Happy Friday, readers!
We’re heading into that time of year where everything slows down a little, and we can do some introspection and planning for the election year ahead.
And we’ve got a lot brewing for 2026.
But before we settle those plans, we’d love to hear from you subscribers who keep the Agenda going.
So we put together a quick survey to gather some feedback. It’s just five questions, but it’ll help guide what we cover and how we cover it in 2026.
So please take a moment to share your thoughts!
As we reach the tail end of the year, we’ve got a few things in the works that we’re super excited to share with you, including the massive project currently on our plates: migrating away from Substack, our email publishing platform.
It’s a whole complicated, time-consuming undertaking, but we’re fully convinced it’ll be worth the effort.
A new email system means we get new formatting options — and, ultimately, new ways to tell stories. And a new website gives us a landing place for stuff that just doesn’t fit in a newsletter.
We’re growing, and we need a real home base beyond what Substack provides.
Before we go: Next week is Thanksgiving, so we’re giving the team a little time to slow down, hang out with their families and work on some longer-term stories and projects we have brewing.
So we won’t be publishing our regular editions — we’ve got something special planned for you instead.
In case you missed it: We publish three other weekly policy newsletters focused on education, artificial intelligence and water. Here’s what dropped this week.
Education Agenda
This week’s mash-up edition covers pre-session bill drops (yes, they’re already coming for libraries), an update on the Trump compacts for universities and the troubling data on teachers quitting and schools closing.
Plus: the big plans Arizona’s fifth- and sixth-graders have for their futures.
A.I. Agenda
Are we in an AI bubble?
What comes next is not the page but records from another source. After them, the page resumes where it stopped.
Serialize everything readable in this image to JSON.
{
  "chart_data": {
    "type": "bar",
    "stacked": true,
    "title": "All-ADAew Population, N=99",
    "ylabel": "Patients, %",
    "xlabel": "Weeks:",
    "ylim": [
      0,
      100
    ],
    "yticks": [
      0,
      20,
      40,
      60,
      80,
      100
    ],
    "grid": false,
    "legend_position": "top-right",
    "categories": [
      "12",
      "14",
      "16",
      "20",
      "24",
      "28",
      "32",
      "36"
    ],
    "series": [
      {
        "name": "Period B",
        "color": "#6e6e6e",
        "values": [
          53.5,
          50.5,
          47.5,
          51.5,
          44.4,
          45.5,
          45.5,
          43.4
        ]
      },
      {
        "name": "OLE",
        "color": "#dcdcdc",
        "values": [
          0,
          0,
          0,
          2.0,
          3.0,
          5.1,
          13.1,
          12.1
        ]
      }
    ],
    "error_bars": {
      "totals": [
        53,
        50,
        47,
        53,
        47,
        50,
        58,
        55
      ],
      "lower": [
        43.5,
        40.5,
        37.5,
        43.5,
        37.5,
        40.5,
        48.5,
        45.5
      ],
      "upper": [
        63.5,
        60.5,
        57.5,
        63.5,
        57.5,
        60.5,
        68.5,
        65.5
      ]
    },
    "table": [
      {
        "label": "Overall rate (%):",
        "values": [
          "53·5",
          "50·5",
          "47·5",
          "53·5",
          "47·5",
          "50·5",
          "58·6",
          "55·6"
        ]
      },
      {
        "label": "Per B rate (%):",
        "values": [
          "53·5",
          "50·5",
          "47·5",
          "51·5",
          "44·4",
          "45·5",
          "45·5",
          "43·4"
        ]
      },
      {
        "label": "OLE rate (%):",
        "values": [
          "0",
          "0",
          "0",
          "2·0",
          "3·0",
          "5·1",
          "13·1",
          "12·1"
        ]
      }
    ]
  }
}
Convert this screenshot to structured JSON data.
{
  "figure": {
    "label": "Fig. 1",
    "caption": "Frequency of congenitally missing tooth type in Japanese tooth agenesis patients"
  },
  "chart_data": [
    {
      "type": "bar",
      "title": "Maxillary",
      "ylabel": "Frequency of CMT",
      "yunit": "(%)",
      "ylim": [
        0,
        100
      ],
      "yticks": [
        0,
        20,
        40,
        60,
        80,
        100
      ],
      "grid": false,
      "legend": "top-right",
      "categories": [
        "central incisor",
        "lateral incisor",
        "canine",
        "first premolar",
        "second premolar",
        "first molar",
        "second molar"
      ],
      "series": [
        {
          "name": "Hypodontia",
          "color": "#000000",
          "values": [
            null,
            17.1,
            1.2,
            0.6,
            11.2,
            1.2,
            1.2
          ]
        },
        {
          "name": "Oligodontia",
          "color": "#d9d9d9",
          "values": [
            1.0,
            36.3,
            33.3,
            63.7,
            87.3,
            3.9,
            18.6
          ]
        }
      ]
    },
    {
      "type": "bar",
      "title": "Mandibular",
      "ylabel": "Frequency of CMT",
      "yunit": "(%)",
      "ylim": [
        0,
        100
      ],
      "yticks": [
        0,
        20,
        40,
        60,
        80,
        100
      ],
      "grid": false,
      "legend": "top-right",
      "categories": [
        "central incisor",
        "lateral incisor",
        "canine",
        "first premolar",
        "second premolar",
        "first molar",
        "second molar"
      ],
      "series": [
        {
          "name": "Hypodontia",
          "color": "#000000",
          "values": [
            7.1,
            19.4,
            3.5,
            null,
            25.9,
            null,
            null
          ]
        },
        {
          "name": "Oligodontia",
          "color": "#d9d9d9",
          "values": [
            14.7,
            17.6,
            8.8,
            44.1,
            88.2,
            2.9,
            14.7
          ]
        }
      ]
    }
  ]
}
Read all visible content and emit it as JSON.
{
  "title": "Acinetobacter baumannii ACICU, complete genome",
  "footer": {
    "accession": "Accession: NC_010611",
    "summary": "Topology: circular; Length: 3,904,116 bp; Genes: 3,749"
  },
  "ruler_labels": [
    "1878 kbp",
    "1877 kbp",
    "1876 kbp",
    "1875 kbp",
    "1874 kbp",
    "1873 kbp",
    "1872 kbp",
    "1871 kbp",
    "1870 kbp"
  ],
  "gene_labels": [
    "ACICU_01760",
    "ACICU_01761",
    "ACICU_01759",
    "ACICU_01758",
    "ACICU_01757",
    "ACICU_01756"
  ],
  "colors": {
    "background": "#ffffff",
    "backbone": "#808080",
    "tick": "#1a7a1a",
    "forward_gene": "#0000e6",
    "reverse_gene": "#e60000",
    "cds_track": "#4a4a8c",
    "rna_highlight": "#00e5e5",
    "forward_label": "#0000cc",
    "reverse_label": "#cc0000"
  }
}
This week’s AI Agenda breaks down what that means, the red flags and how worried you should really be about an AI-fueled economic crash.
Plus: Self-driving cars on the move, jailbreaking Claude to hack the planet and mapping the genome.
Water Agenda
Hitting deadlines is not one of the strong suits for the multi-state gang of negotiators fighting it out over water rights along the Colorado River — this month’s deadline came and went with no real proposal for how to divvy up the scarce resource.
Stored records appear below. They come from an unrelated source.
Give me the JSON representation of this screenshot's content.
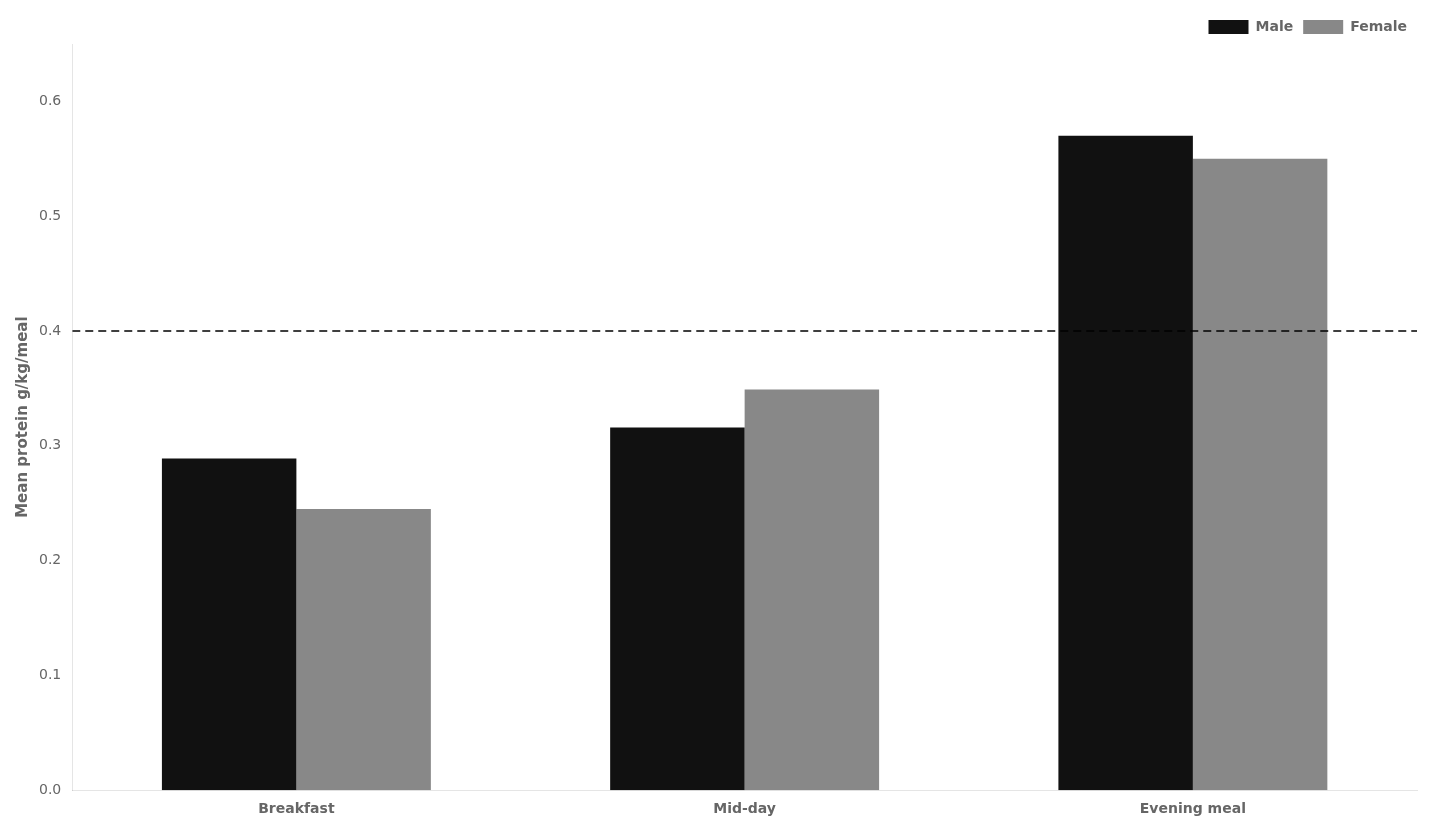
{
  "chart_data": {
    "type": "bar",
    "categories": [
      "Breakfast",
      "Mid-day",
      "Evening meal"
    ],
    "series": [
      {
        "name": "Male",
        "color": "#111111",
        "values": [
          0.289,
          0.316,
          0.57
        ]
      },
      {
        "name": "Female",
        "color": "#888888",
        "values": [
          0.245,
          0.349,
          0.55
        ]
      }
    ],
    "ylabel": "Mean protein g/kg/meal",
    "ylim": [
      0,
      0.65
    ],
    "yticks": [
      {
        "value": 0,
        "label": "0.0"
      },
      0.1,
      0.2,
      0.3,
      0.4,
      0.5,
      0.6
    ],
    "reference_line": {
      "value": 0.4,
      "color": "#000000",
      "line_style": "dashed"
    },
    "grid": false,
    "legend": "upper right"
  }
}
Upriver, they sound pretty confident that something will get done. But here in Arizona, Gov. Katie Hobbs wants the feds to step in and help.
Plus: How do actual farmers feel about negotiators’ failure to land a deal on Colorado River water? We sat down with Elston Grubaugh, the general manager of the Yuma-area Wellton-Mohawk Irrigation and Drainage district, to find out!
Yesterday was Guinness World Records Day — a thing we only learned existed thanks to Axios’ Jeremy Duda, who wrote about four Arizona boys who teeter-tottered for 7.5 days straight in 1971.
Unfortunately, Guinness has a 16-year age limit for entries, and the boys were ages 12–15. Plus, two men bested them after seesawing for 10 days in 2021, Duda writes.
The story made us wonder, what kind of Arizona records has Guinness accepted?
We weren’t disappointed.
A museum owner in Williams holds the world record for the largest collection of fossilized poop. George Frandsen has about 8,000 pieces of shit on display at the Poozeum. (Admission is free, if you’re interested.)
Chuck Goad is the world’s oldest fitness instructor. The 86-year-old works at a Scottsdale LA Fitness.
In 2014, Adam Winrich got the record for most candles extinguished by cracking a whip: 102. He also has the records for loudest whip crack and heaviest whip cracked, but Winrich didn’t achieve them in Arizona.
The Arizona Science Center holds the record for the world’s largest pair of scissors, which it made specifically to cut the ribbon on its new Guinness World Records exhibit. A handful of local politicians showed up for the ceremony in 2023, but we’re not convinced the scissors actually worked. (Rep. Matt Gress’ video mysteriously cuts off after the big snip.)